BEIRUT (Reuters) - The Syrian army is sending reinforcements to face a major rebel offensive in Hama province, a Syrian military source told Reuters on Wednesday, as insurgents pressed an attack in a western area critically important to President Bashar al-Assad.
The assault spearheaded by jihadist fighters got under way on Tuesday and follows two big attacks on Assad's seat of power in Damascus in recent days, showing the lingering threat posed by rebels even as Assad enjoys the military upper hand in the war.
The areas of Hama province targeted in the latest assault form part of the western region of Syria where Assad has shored up his rule during the six-year-long conflict against an array of insurgents seeking to topple him.
The military source said insurgent groups had mobilised large numbers for the assault that was targeting towns including Soran, some 20 km (12 miles) north of Hama city, and Khattab, about 10 km northwest of it.
Battles were ongoing in both places, the military source said. "Reinforcements are now being sent," the source added.

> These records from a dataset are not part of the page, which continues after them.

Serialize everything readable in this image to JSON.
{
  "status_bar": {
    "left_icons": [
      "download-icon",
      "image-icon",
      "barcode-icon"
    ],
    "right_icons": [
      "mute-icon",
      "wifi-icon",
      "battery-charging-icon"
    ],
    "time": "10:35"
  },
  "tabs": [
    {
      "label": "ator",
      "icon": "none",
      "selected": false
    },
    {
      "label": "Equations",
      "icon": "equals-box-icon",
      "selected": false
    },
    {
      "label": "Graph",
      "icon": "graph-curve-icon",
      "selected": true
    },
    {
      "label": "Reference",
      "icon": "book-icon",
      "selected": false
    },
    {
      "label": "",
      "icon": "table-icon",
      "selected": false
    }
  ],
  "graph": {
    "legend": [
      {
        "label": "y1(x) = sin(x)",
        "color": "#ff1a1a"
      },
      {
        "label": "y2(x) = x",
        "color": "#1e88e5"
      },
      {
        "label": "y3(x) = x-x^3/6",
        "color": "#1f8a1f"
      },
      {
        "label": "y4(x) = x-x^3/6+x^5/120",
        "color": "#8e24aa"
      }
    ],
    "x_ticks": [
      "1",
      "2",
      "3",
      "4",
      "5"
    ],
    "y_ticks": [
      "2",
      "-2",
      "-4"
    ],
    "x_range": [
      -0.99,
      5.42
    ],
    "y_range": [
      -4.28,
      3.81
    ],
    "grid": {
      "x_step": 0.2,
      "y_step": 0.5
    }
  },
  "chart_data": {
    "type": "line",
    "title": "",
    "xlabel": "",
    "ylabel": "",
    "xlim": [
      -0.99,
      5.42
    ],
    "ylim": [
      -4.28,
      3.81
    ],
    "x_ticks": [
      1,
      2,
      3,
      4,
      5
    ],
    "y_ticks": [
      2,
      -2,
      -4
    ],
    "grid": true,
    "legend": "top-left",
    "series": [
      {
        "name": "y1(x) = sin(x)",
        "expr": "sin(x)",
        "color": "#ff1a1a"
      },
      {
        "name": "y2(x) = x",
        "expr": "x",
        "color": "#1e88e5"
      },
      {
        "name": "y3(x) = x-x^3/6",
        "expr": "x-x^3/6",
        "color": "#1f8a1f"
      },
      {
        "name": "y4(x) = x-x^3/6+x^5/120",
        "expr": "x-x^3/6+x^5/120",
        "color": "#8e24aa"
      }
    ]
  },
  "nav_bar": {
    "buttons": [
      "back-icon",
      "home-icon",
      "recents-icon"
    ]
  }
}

The attack is being led by Tahrir al-Sham, an alliance of Islamist factions dominated by a group that was formerly al Qaeda's official affiliate in the Syrian civil war. Groups fighting under the Free Syrian Army banner are also taking part.
An FSA rebel commander, in an interview with the pro-opposition Orient TV, said the assault that began on Tuesday had been long in the planning, and insurgents were ready for a protracted fight.
"The battle - praise God - has been prepared for a long time and all capacities have been prepared for it so that we can waged a long battle," said the FSA commander identified as a lieutenant in the Ezza Army group.